Science

The day of reckoning is here. Thanks to adverse weather conditions, diseased cocoa plants, and outsize demand, the world’s biggest producers of chocolate say their supply is running dangerously low.

For over 50 years, the world has eaten more chocolate than chocolatiers have produced. But the deficit is growing, thanks to a variety of factors.

spongebob-choclate

Dry weather in West African countries responsible for more than 70 percent of the world’s cocoa production like Ghana and the Ivory Coast has been a major issue, as well as a nasty fungal disease called frosty pod. According to the International Cocoa Organization (who sound like the kind of group you should trust on chocolate matters), frosty pod has wiped out 30 to 40 percent of the world’s cocoa production. These adverse conditions have led many cocoa farmers to get out of the chocolate business altogether, instead growing crops with a more trustworthy profit margin.
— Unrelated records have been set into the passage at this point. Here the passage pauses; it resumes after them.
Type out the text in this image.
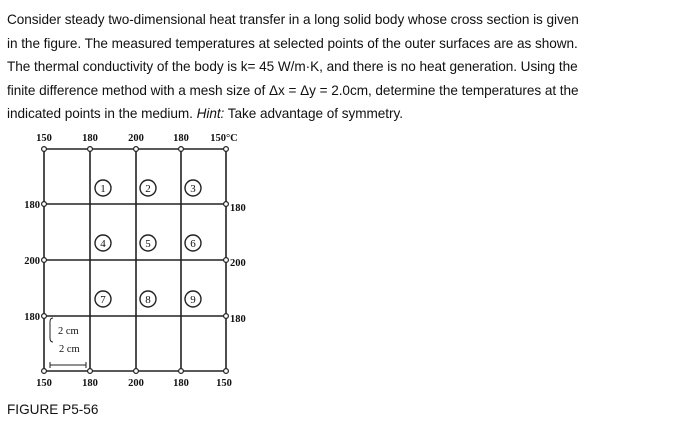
Consider steady two-dimensional heat transfer in a long solid body whose cross section is given
in the figure. The measured temperatures at selected points of the outer surfaces are as shown.
The thermal conductivity of the body is k= 45 W/m·K, and there is no heat generation. Using the
finite difference method with a mesh size of Δx = Δy = 2.0cm, determine the temperatures at the
indicated points in the medium. Hint: Take advantage of symmetry.
150	180	200	180 150°C
150	180	200	180	150
180
200
180
180
200
180
1	2	3
4	5	6
7	8	9
2 cm
2 cm
FIGURE P5-56
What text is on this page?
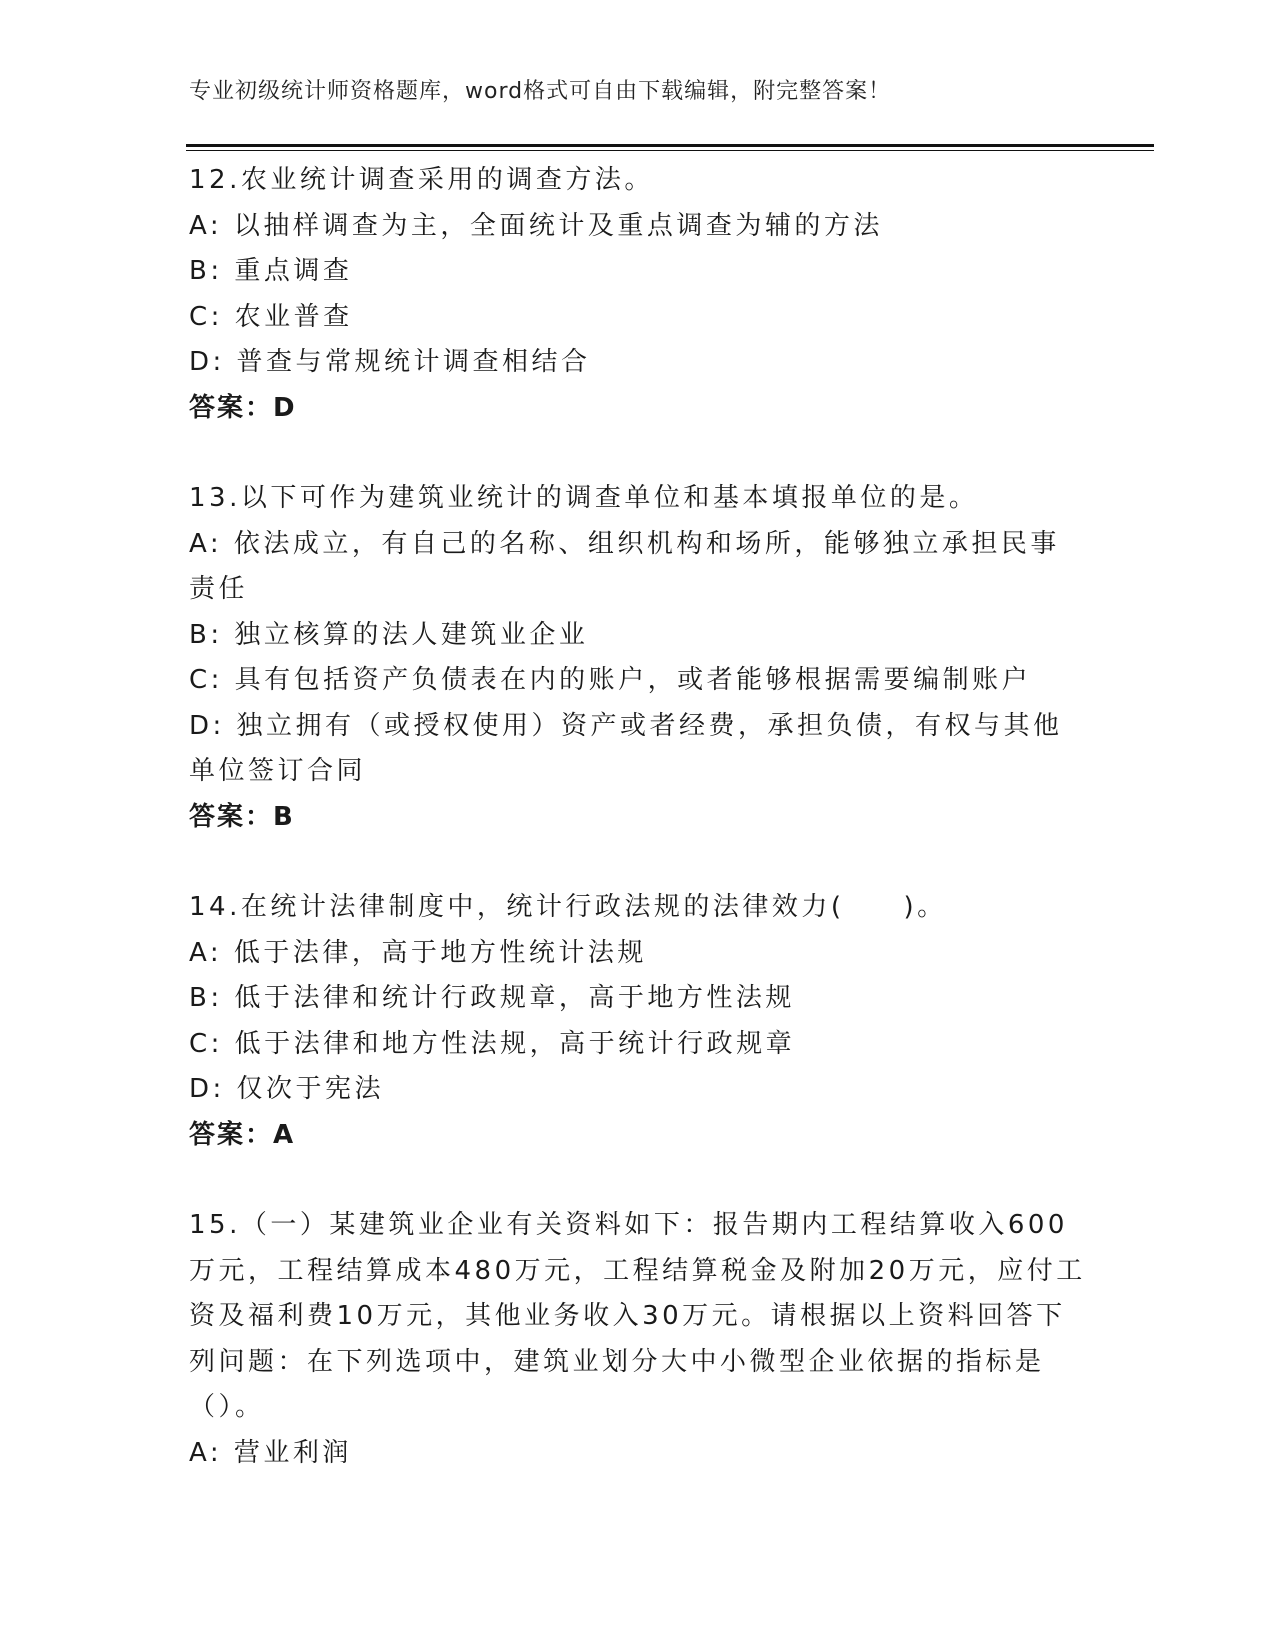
专业初级统计师资格题库，word格式可自由下载编辑，附完整答案！

12.农业统计调查采用的调查方法。

A: 以抽样调查为主，全面统计及重点调查为辅的方法

B: 重点调查

C: 农业普查

D: 普查与常规统计调查相结合

答案：D

13.以下可作为建筑业统计的调查单位和基本填报单位的是。

A: 依法成立，有自己的名称、组织机构和场所，能够独立承担民事责任

B: 独立核算的法人建筑业企业

C: 具有包括资产负债表在内的账户，或者能够根据需要编制账户

D: 独立拥有（或授权使用）资产或者经费，承担负债，有权与其他单位签订合同

答案：B

14.在统计法律制度中，统计行政法规的法律效力(　　)。

A: 低于法律，高于地方性统计法规

B: 低于法律和统计行政规章，高于地方性法规

C: 低于法律和地方性法规，高于统计行政规章

D: 仅次于宪法

答案：A

15.（一）某建筑业企业有关资料如下：报告期内工程结算收入600万元，工程结算成本480万元，工程结算税金及附加20万元，应付工资及福利费10万元，其他业务收入30万元。请根据以上资料回答下列问题：在下列选项中，建筑业划分大中小微型企业依据的指标是（）。

A: 营业利润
And while the worldwide chocolate supply has dwindled, the global appetite for it has grown. Experts estimate the chocolate deficit could be one million pounds by 2020, which means there will either be a massive price increase or a drop in quality of chocolate. According to Bloomberg:

From 1993 to 2007, the price of cocoa averaged $1,465 a ton; during the subsequent six years, the average was $2,736 — an 87 percent increase. Efforts are under way to make chocolate cheap and abundant — in the process inadvertently rendering it as tasteless as today’s store-bought tomatoes, yet another food, along with chicken and strawberries, that went from flavorful to forgettable on the road to plenitude.

If we aren’t careful, “tastes like chicken” could be replaced by “tastes like chocolate” as the cliche of choice when describing a ubiquitously bland flavor.